“You have heard that it was said, ‘Love your neighbour and hate your enemy.’ But I tell you: Love your enemies and pray for those who persecute you, that you may be sons of your Father in heaven. He causes his sun to rise on the evil and the good, and sends rain on the righteous and the unrighteous … Be perfect, therefore, as your heavenly Father is perfect.” (verses 43-45, 48)
The “command” that Jesus quotes is only partially from the Old Testament. Leviticus 19:18 says, “love your neighbour as yourself.”The following statement, “hate your enemy,” seems to be the implication commonly accepted at the time, the thinking being that if we must love those close-by, then the field is open to “not love,” indeed “hate,” those outside that circle.
How convenient to simply love those who are like us and hate everyone else. Yet isn’t this our common default setting?

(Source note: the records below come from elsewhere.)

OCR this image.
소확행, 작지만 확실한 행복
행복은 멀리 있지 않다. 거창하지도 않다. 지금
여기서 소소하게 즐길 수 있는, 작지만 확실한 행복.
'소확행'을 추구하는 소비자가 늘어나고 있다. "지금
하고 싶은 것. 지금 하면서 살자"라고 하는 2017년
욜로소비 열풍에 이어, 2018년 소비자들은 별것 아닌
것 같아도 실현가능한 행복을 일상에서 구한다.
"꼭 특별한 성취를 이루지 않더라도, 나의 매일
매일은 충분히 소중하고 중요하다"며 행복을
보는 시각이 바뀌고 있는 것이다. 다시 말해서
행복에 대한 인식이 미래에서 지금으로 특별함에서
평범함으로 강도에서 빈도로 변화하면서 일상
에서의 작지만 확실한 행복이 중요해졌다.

When questioned by an expert in the Law, Jesus clarified the meaning of “neighbour” by telling the Parable of the Good Samaritan, the one who was “neighbour to the man who fell into the hands of robbers” (Luke 10:36). Now he stretches the scope of love further – much, much further. We are to love our enemies and pray for those who persecute us. Think of all those who have offended you, hurt you (physically, emotionally, relationally), stabbed you in the back, spoken against you (to your face or otherwise), scammed you, stolen from you, or intentionally tripped you up. Think of all those who are of a different political stripe, a different denominational background, a different ethnicity, a different moral stance, a different anything. How easy is it to discount all such folk, to speak against them, to treat them with contempt and disgust, indeed to hate them? Yet these are the very ones Jesus calls us to love.
No wonder we need the empowering of his Spirit. No wonder we need a new soft heart instead of our old hard hearts. No wonder we need a Saviour.
Our heavenly Father has shown the way. In his compassionate love he has given the blessings of creation to all humanity, without distinction, allowing the sun in all its glory to rise on each one, and rain to pour down on the earth, to the blessing of those who live rightly and those who don’t. Be his imitators, Jesus says. Love like that. Extend compassion to both “the evil and the good,” to those we think deserve it, and also to those we think don’t. Indeed, this is one of the measures of stepping into the very character of God, of being shaped more and more by his own perfection.
Practically, we know many of the things this will mean. Love is expressed in practical actions, like the Samaritan caring for that beaten, abandoned man on the roadside. It is also expressed in the heart, turning aside bitterness and disdain, and instead embracing compassion. All of this carried out by leaning into the empowering presence of the Lord himself.
But one of the practical details of this stance of life emerges from Jesus’ instruction to “pray for those who persecute you.” How good that prayer can be used to overwhelm hate. When feelings rise up in heart and mind, turning us against the “enemy” in our line of sights, prayer becomes the weapon for casting hate aside. To pray God’s blessing may be the first step in seeing that person from God’s own point of view. To go on praying blessing for them allows us to step into the very heart of God. Prayer can birth love, and then reinforce its growth, while love, newborn, will prompt us to pray, more and more.
And if we need any further stretching as to how far such love is to take us, we need only remember the ongoing prayer of Jesus from the cross, suffering from nails driven through hands and feet by those standing by watching.
“Father, forgive them.” Love like that.
Lord Jesus, I confess that your command goes against the grain – it stretches me beyond my own capacity. So, I yield to you, asking your grace. Convict me when un-love rises in my heart. Strengthen me to love like you.
Pray: Ask the Lord for insight – is there anyone you are treating as an enemy? As they come to mind, turn the sighting into prayer. Renew it, day by day.